Every year, solitary carpenter bees make themselves at home in our wood window casings. I can see their little bee butts working away in there. The question is, what to do about it?
Now, I admit, the drainage holes in the windows look mighty inviting. But because the windows open and shut, any growing bees are at risk of getting crushed before they can mature.
I really don’t mind sharing parts of our home with other creatures, and at the end of the season, the remains of the nests and pollen are easy enough to clean away. I know people don’t like the fact that these bees can burrow into wood – but after all, the casing holes are already there, and the bees don’t do any real damage.(It’s indicative of how these bees are viewed that most of the images of carpenter bees that I found were from pest extermination services – it took me a while to find one that wasn’t.)
Still, even our window sill haven is not a particularly safe solution for the bees.
The nests are intricate constructions of single cells for each single egg, with partitioned walls and a lovely supply of pollen for each egg to get a good start.

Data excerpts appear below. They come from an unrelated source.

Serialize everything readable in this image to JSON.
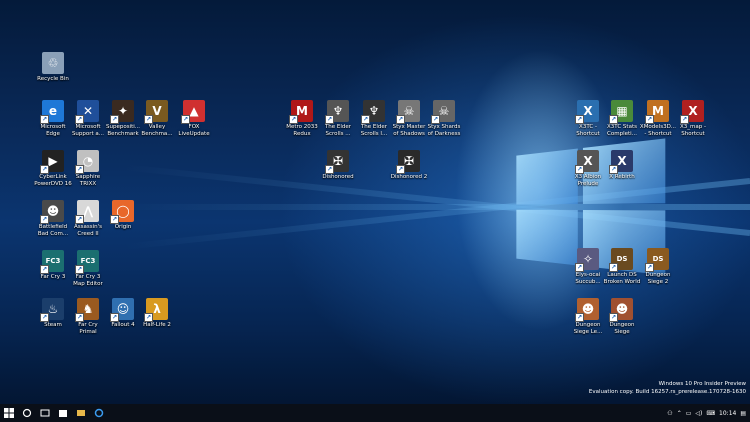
{
  "desktop": {
    "icons": [
      {
        "label": "Recycle Bin",
        "glyph": "♲",
        "color": "#8aa0b8",
        "icon": "recycle-bin-icon"
      },
      {
        "label": "Microsoft\nEdge",
        "glyph": "e",
        "color": "#1e78d7",
        "icon": "edge-icon"
      },
      {
        "label": "Microsoft\nSupport a...",
        "glyph": "✕",
        "color": "#1f4f9a",
        "icon": "support-icon"
      },
      {
        "label": "Supepositi...\nBenchmark",
        "glyph": "✦",
        "color": "#3a2a20",
        "icon": "superposition-icon"
      },
      {
        "label": "Valley\nBenchma...",
        "glyph": "V",
        "color": "#7a5a20",
        "icon": "valley-icon"
      },
      {
        "label": "FOX\nLiveUpdate",
        "glyph": "▲",
        "color": "#d03030",
        "icon": "fox-icon"
      },
      {
        "label": "CyberLink\nPowerDVD 16",
        "glyph": "▶",
        "color": "#222",
        "icon": "powerdvd-icon"
      },
      {
        "label": "Sapphire\nTRIXX",
        "glyph": "◔",
        "color": "#c0c0c0",
        "icon": "trixx-icon"
      },
      {
        "label": "Battlefield\nBad Com...",
        "glyph": "☻",
        "color": "#4a4a4a",
        "icon": "battlefield-icon"
      },
      {
        "label": "Assassin's\nCreed II",
        "glyph": "⋀",
        "color": "#d8d8d8",
        "icon": "assassins-creed-icon"
      },
      {
        "label": "Origin",
        "glyph": "◯",
        "color": "#e8672a",
        "icon": "origin-icon"
      },
      {
        "label": "Far Cry 3",
        "glyph": "FC3",
        "color": "#1b6f70",
        "icon": "farcry3-icon"
      },
      {
        "label": "Far Cry 3\nMap Editor",
        "glyph": "FC3",
        "color": "#1b6f70",
        "icon": "farcry3-editor-icon"
      },
      {
        "label": "Steam",
        "glyph": "♨",
        "color": "#1b3e6b",
        "icon": "steam-icon"
      },
      {
        "label": "Far Cry\nPrimal",
        "glyph": "♞",
        "color": "#9a5a20",
        "icon": "farcry-primal-icon"
      },
      {
        "label": "Fallout 4",
        "glyph": "☺",
        "color": "#2f6fb0",
        "icon": "fallout4-icon"
      },
      {
        "label": "Half-Life 2",
        "glyph": "λ",
        "color": "#d89a20",
        "icon": "halflife2-icon"
      },
      {
        "label": "Metro 2033\nRedux",
        "glyph": "M",
        "color": "#b01818",
        "icon": "metro-icon"
      },
      {
        "label": "The Elder\nScrolls ...",
        "glyph": "♆",
        "color": "#555",
        "icon": "elder-scrolls-icon"
      },
      {
        "label": "The Elder\nScrolls I...",
        "glyph": "♆",
        "color": "#333",
        "icon": "elder-scrolls-2-icon"
      },
      {
        "label": "Styx Master\nof Shadows",
        "glyph": "☠",
        "color": "#777",
        "icon": "styx-icon"
      },
      {
        "label": "Styx Shards\nof Darkness",
        "glyph": "☠",
        "color": "#666",
        "icon": "styx-shards-icon"
      },
      {
        "label": "Dishonored",
        "glyph": "✠",
        "color": "#333",
        "icon": "dishonored-icon"
      },
      {
        "label": "Dishonored 2",
        "glyph": "✠",
        "color": "#2a2a2a",
        "icon": "dishonored2-icon"
      },
      {
        "label": "X3TC -\nShortcut",
        "glyph": "X",
        "color": "#2a6fb0",
        "icon": "x3tc-icon"
      },
      {
        "label": "X3TC Stats\nCompleti...",
        "glyph": "▦",
        "color": "#4a8a3a",
        "icon": "x3tc-stats-icon"
      },
      {
        "label": "XModels3D...\n- Shortcut",
        "glyph": "M",
        "color": "#c07020",
        "icon": "xmodels-icon"
      },
      {
        "label": "X3_map -\nShortcut",
        "glyph": "X",
        "color": "#b02020",
        "icon": "x3map-icon"
      },
      {
        "label": "X3 Albion\nPrelude",
        "glyph": "X",
        "color": "#555",
        "icon": "x3-albion-icon"
      },
      {
        "label": "X Rebirth",
        "glyph": "X",
        "color": "#2a3a6a",
        "icon": "x-rebirth-icon"
      },
      {
        "label": "Elys-ocai\nSuccub...",
        "glyph": "✧",
        "color": "#5a5a80",
        "icon": "elysocai-icon"
      },
      {
        "label": "Launch DS\nBroken World",
        "glyph": "DS",
        "color": "#6a4a20",
        "icon": "ds-broken-icon"
      },
      {
        "label": "Dungeon\nSiege 2",
        "glyph": "DS",
        "color": "#8a5a20",
        "icon": "ds2-icon"
      },
      {
        "label": "Dungeon\nSiege Le...",
        "glyph": "☻",
        "color": "#b06030",
        "icon": "ds-legends-icon"
      },
      {
        "label": "Dungeon\nSiege",
        "glyph": "☻",
        "color": "#a05030",
        "icon": "dungeon-siege-icon"
      }
    ]
  },
  "watermark": {
    "line1": "Windows 10 Pro Insider Preview",
    "line2": "Evaluation copy. Build 16257.rs_prerelease.170728-1630"
  },
  "taskbar": {
    "clock": "10:14"
  }
}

Quite impressive, as long as they’re situated in a good spot.
Bees of various species are struggling in our corner of France, as elsewhere. If these bees are, as I suspect, Osmia cornuta – a solitary European orchard bee that pollinates fruit trees – then they are not yet considered endangered. But they are in decline in France, retreating to places with less pesticide use. In any case, this year in the spirit of conservation, I set up alternative bee houses with holes of a similar size in front of the favorite window sills.
What did the bees do? They chose the other casings that didn’t feature any manufactured wood homes. So until they’ve all left the nests, we’ll be opening and closing the windows very carefully.
Next year, I’ll have to try harder to entice them to other nesting spots.